I am trying to produce a list of terms mentioned in a text. Each term can be marked, as #x[term], and the list should preserve the formatting of the term (regular, italic, bold, …). Terms may be single words or phrases. I have found three ways to do this, each with slightly different results. The typst code below demonstrates the three mechanisms I have composed.
My questions:
- Is there a better way to dynamically build an array or dictionary than using
state? - Is there a better way to extract the string value than the
content-to-stringfunction used here? - Are there more efficient ways to produce any of these variants?
#let collectedwords = state("unique_name", ())
#let content-to-string(content) = {
if content.has("text") {
lower(content.text)
} else if content.has("children") {
content.children.map(content-to-string).join("")
} else if content.has("body") {
content-to-string(content.body)
} else if content == [ ] {
" "
}
}
#let x(word) = {
word
collectedwords.update(
wd => {
wd.push((content-to-string(word), word))
return wd// return updated state
}
)
}
#let showwords1() = context {// Array method
let words = ()
for (word) in collectedwords.get() {
words.push(word)
}
return words.slice(2,)
.sorted(key: k => k.at(0))
.map(((a,b)) => (b))
.join(", ", last: ", and ")
}
#let showwords2() = context {// Dedup array mtethod
let words = ()
for (word) in collectedwords.get() {
words.push(word)
}
return words.slice(2,)
.dedup(key: ((a,b)) => a)
.sorted(key: k => k.at(0))
.map(((a,b)) => (b))
.join(", ", last: ", and ")
}
#let showwords3() = context {// Dictionary method
let words = ()
for (word) in collectedwords.get() {
words.push(word)
}
return words
.slice(2,)
.sorted(key: k => k.at(0))
.to-dict().values()
.join(", ", last: ", and ")
}
= Mechanism to list marked words in a text
The marked words in order of occurence in the text: #x[def], #x[_def_], #x[ghi], #x[ghi], #x[_jkl_], #x[मुदिता], #x[abc], and #x[Abc]. (In use they would be scattered throughout a larger text.) These routines each produce a sorted list of the words.
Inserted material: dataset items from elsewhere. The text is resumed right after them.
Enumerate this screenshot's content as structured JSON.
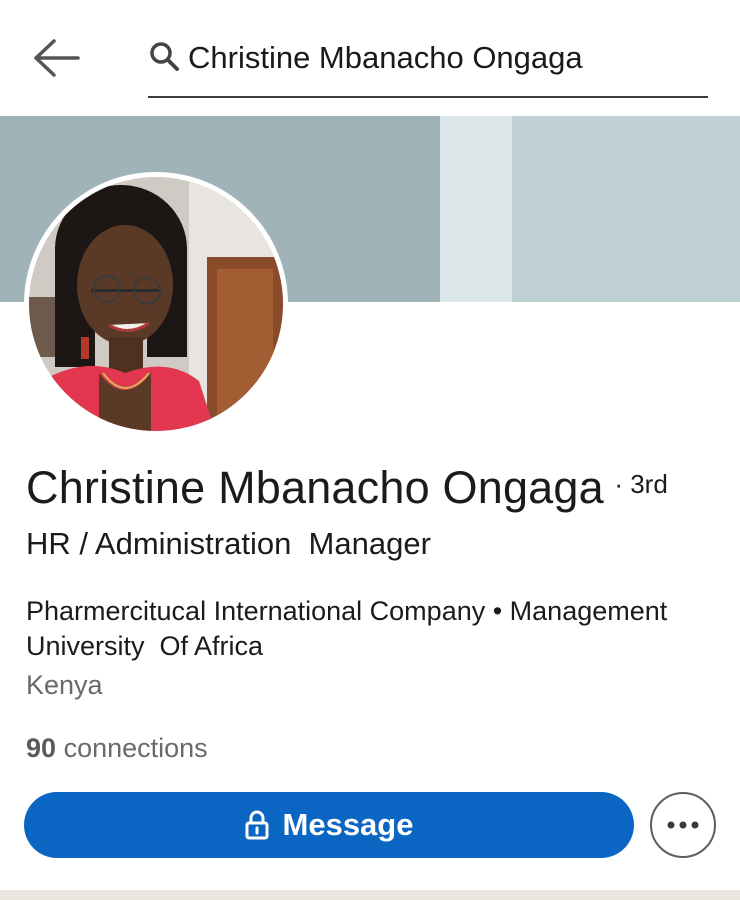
{
  "search": {
    "value": "Christine Mbanacho Ongaga",
    "search_icon": "search-icon",
    "back_icon": "back-arrow-icon"
  },
  "profile": {
    "name": "Christine Mbanacho Ongaga",
    "degree": "· 3rd",
    "headline": "HR / Administration  Manager",
    "company_school": "Pharmercitucal International Company • Management University  Of Africa",
    "location": "Kenya",
    "connections_count": "90",
    "connections_label": "connections"
  },
  "actions": {
    "message_label": "Message",
    "message_icon": "lock-icon",
    "more_icon": "more-horizontal-icon"
  },
  "colors": {
    "accent": "#0a66c2",
    "banner_light": "#bfd1d5",
    "banner_dark": "#9fb3b8"
  }
}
Each variant has different characteristics.
Sorted lists of marked words:
- Array method: #showwords1().
- Dedup array method: #showwords2().
- Dictionary method: #showwords3().
Differences:
- The array method preserves the order in which spelling duplicates (#underline[Abc] and #underline[abc], here) are found.
- The dedup method shows the first occurrence of each unique spelling
- The dictionary method shows the last occurence of each unique spelling.